Stay organized with collections
Save and categorize content based on your preferences.
The Google Meet Media API lets your app join a Google Meet
conference and consume real-time
media streams.
Clients use WebRTC to communicate with Meet servers. The provided
reference clients (C++,
TypeScript) demonstrate recommended practices and
you are encouraged to build directly upon them.
However, you may also build fully custom WebRTC clients that adhere to
the Meet Media API's technical
requirements.
This page outlines key WebRTC concepts required for a successful
Meet Media API session.
Offer-answer signaling
WebRTC is a peer-to-peer (P2P) framework, where peers communicate by signaling
each other. To begin a session, the initiating peer sends an SDP
offer to a remote peer. This offer
includes the following important details:
Media descriptions for audio and video
Media descriptions indicate what's communicated during P2P sessions. Three
types of descriptions exist: audio, video, and data.
To indicate n audio streams, the offerer includes n audio media descriptions
in the offer. The same is true for video. However, there will only be one data
media description at most.
Directionality
Each audio or video description describes individual Secure Real-time Transport
Protocol (SRTP) streams, governed by RFC
3711. These are bi-directional,
allowing two peers to send and receive media across the same connection.

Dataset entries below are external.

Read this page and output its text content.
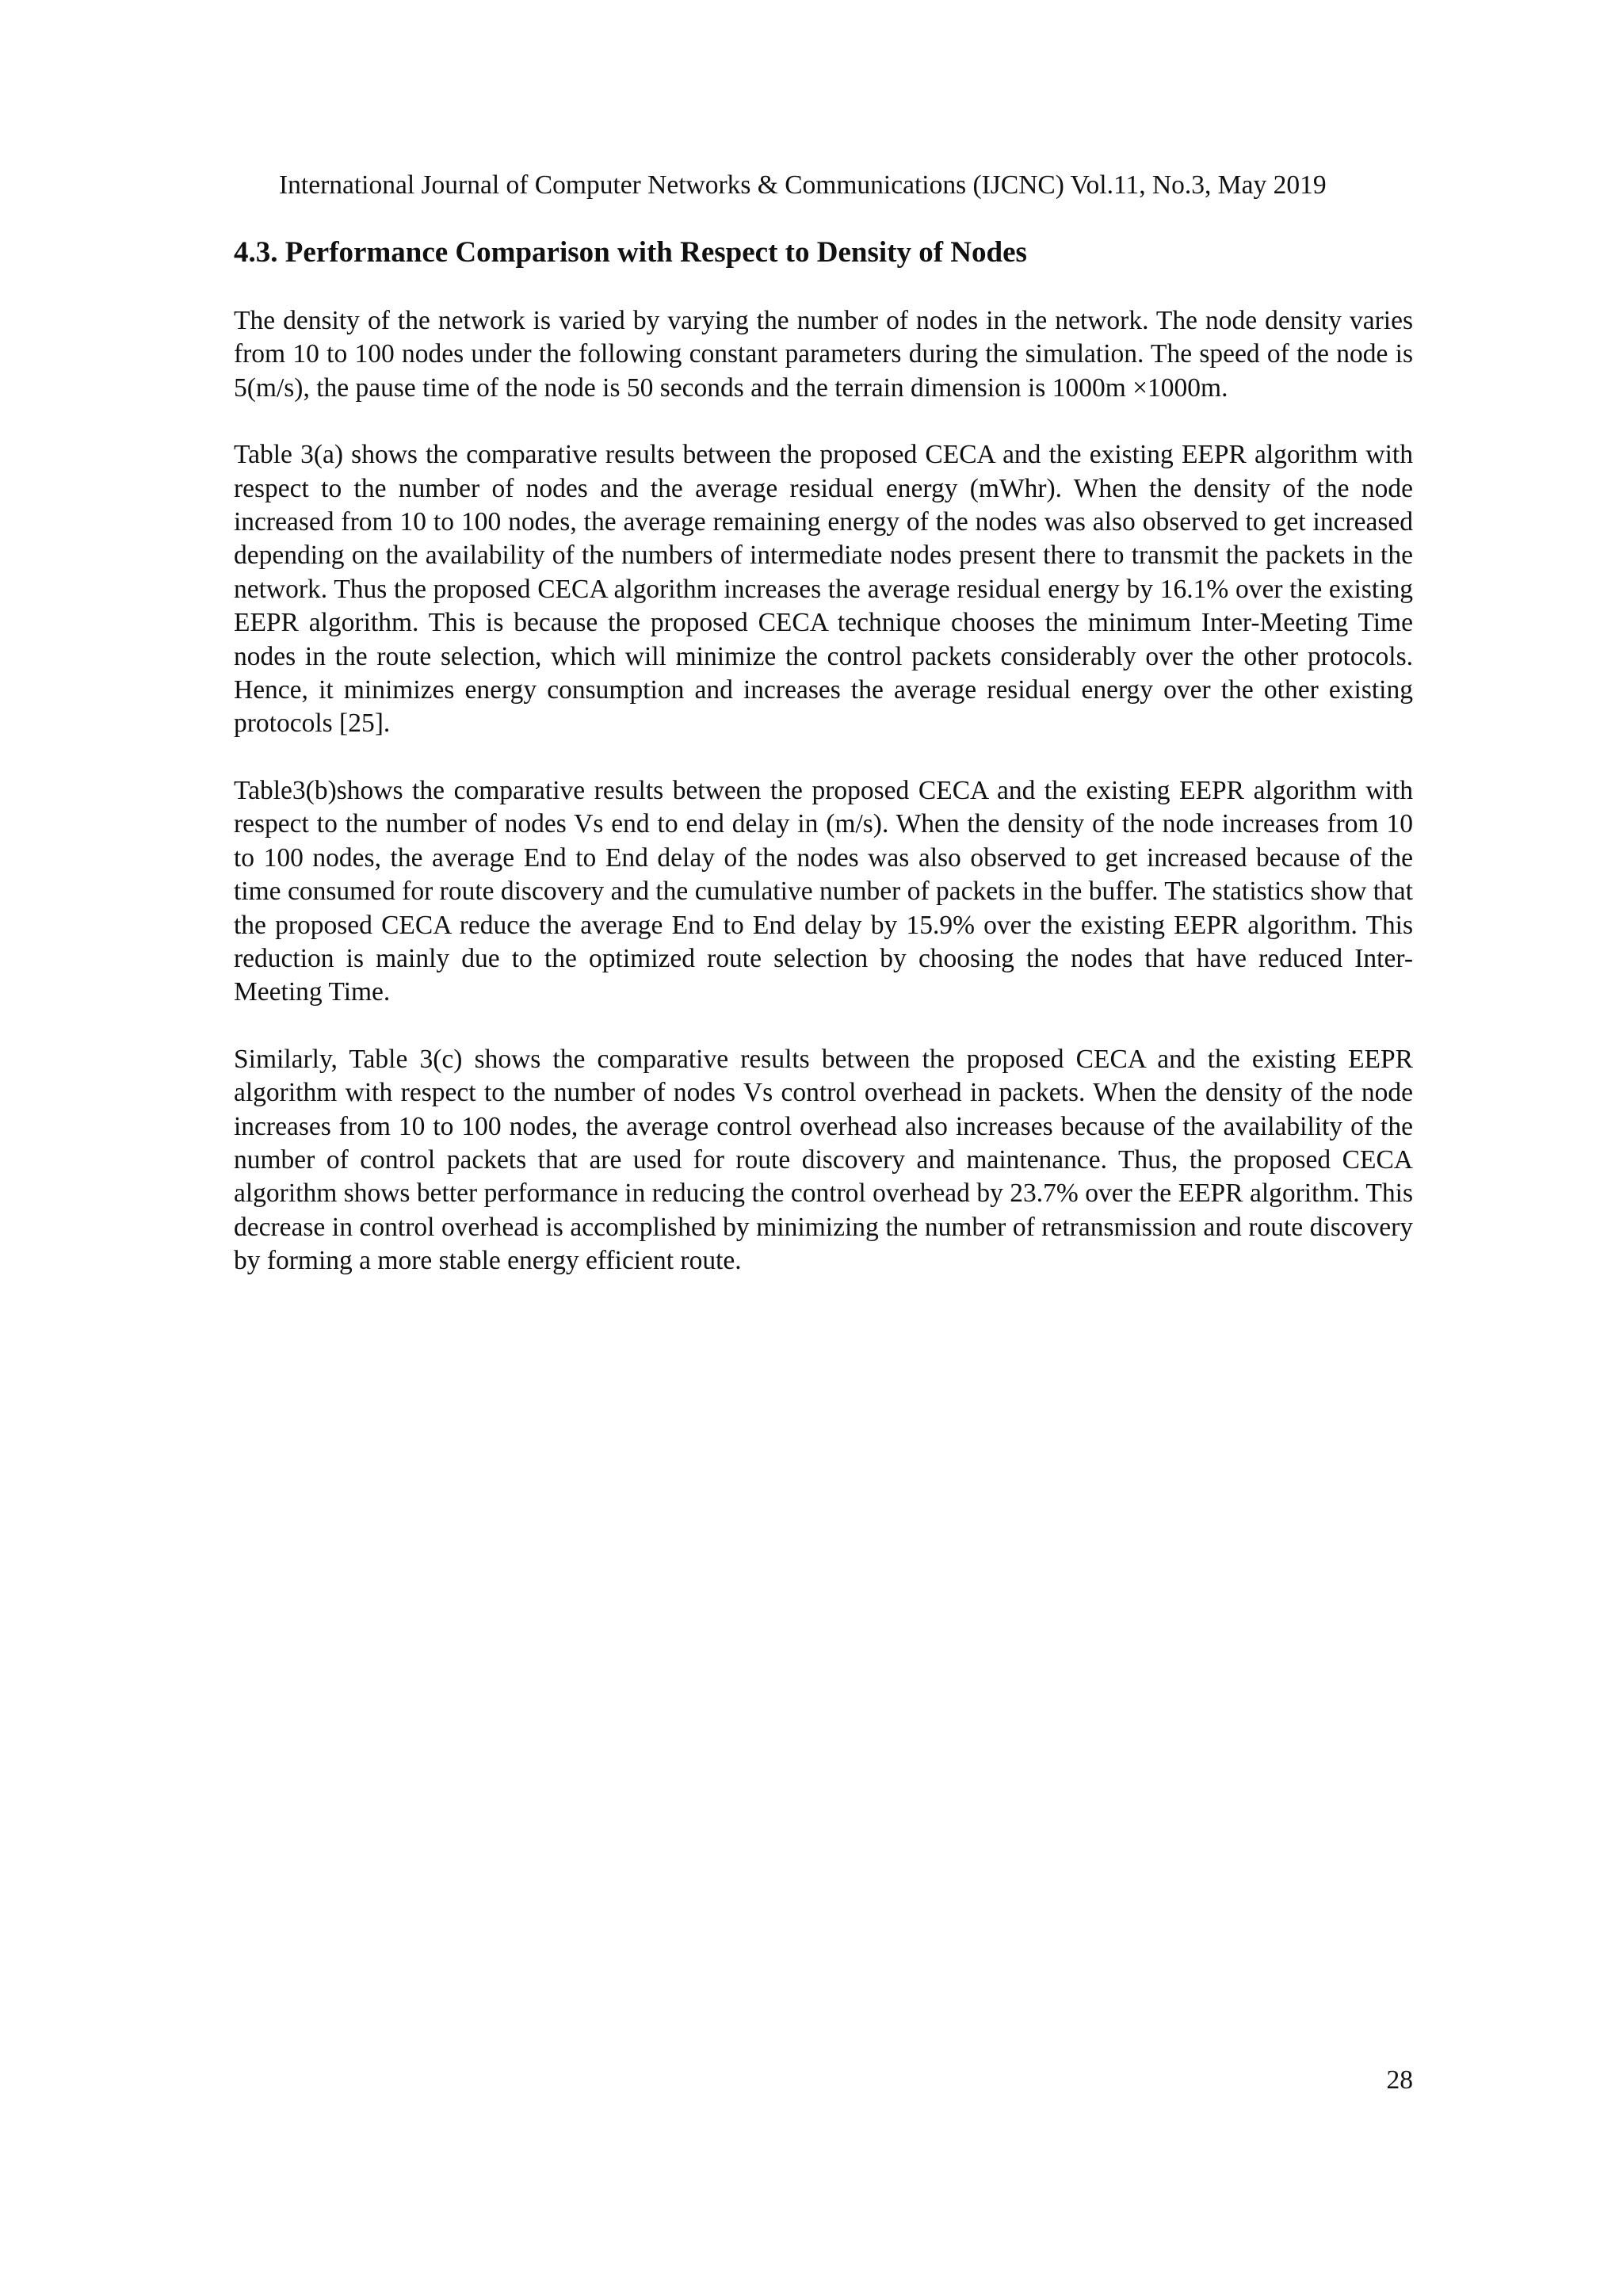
International Journal of Computer Networks & Communications (IJCNC) Vol.11, No.3, May 2019
4.3. Performance Comparison with Respect to Density of Nodes

The density of the network is varied by varying the number of nodes in the network. The node density varies from 10 to 100 nodes under the following constant parameters during the simulation. The speed of the node is 5(m/s), the pause time of the node is 50 seconds and the terrain dimension is 1000m ×1000m.

Table 3(a) shows the comparative results between the proposed CECA and the existing EEPR algorithm with respect to the number of nodes and the average residual energy (mWhr). When the density of the node increased from 10 to 100 nodes, the average remaining energy of the nodes was also observed to get increased depending on the availability of the numbers of intermediate nodes present there to transmit the packets in the network. Thus the proposed CECA algorithm increases the average residual energy by 16.1% over the existing EEPR algorithm. This is because the proposed CECA technique chooses the minimum Inter-Meeting Time nodes in the route selection, which will minimize the control packets considerably over the other protocols. Hence, it minimizes energy consumption and increases the average residual energy over the other existing protocols [25].

Table3(b)shows the comparative results between the proposed CECA and the existing EEPR algorithm with respect to the number of nodes Vs end to end delay in (m/s). When the density of the node increases from 10 to 100 nodes, the average End to End delay of the nodes was also observed to get increased because of the time consumed for route discovery and the cumulative number of packets in the buffer. The statistics show that the proposed CECA reduce the average End to End delay by 15.9% over the existing EEPR algorithm. This reduction is mainly due to the optimized route selection by choosing the nodes that have reduced Inter-Meeting Time.

Similarly, Table 3(c) shows the comparative results between the proposed CECA and the existing EEPR algorithm with respect to the number of nodes Vs control overhead in packets. When the density of the node increases from 10 to 100 nodes, the average control overhead also increases because of the availability of the number of control packets that are used for route discovery and maintenance. Thus, the proposed CECA algorithm shows better performance in reducing the control overhead by 23.7% over the EEPR algorithm. This decrease in control overhead is accomplished by minimizing the number of retransmission and route discovery by forming a more stable energy efficient route.

28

Because of this, each media description (in both the offer and answer) contains
one of three attributes describing how the stream should be used:
sendonly: Only sends media from the offering peer. The remote peer
won't send media on this stream.
recvonly: Only receives media from the remote peer. The offering peer
won't send media on this stream.
sendrecv: Both peers may send and receive on this stream.
Codecs
Each media description also specifies the codecs a peer supports. In the case of
the Meet Media API, client offers are rejected unless they support
(at least) the codecs specified in the technical
requirements.
DTLS handshake
SRTP streams are secured by an initial
Datagram Transport Layer Security ("DTLS", RFC
9147) handshake between the peers.
DTLS is traditionally a client-to-server protocol; during the signaling process,
one peer agrees to act as the server while the other acts as a peer.
Because each SRTP stream might have its own dedicated DTLS connection, each
media description specifies one of three attributes to indicate the peer's role
in the DTLS handshake:
a=setup:actpass: The offering peer defers to the choice of the
remote peer.
a=setup:active: This peer acts as the client.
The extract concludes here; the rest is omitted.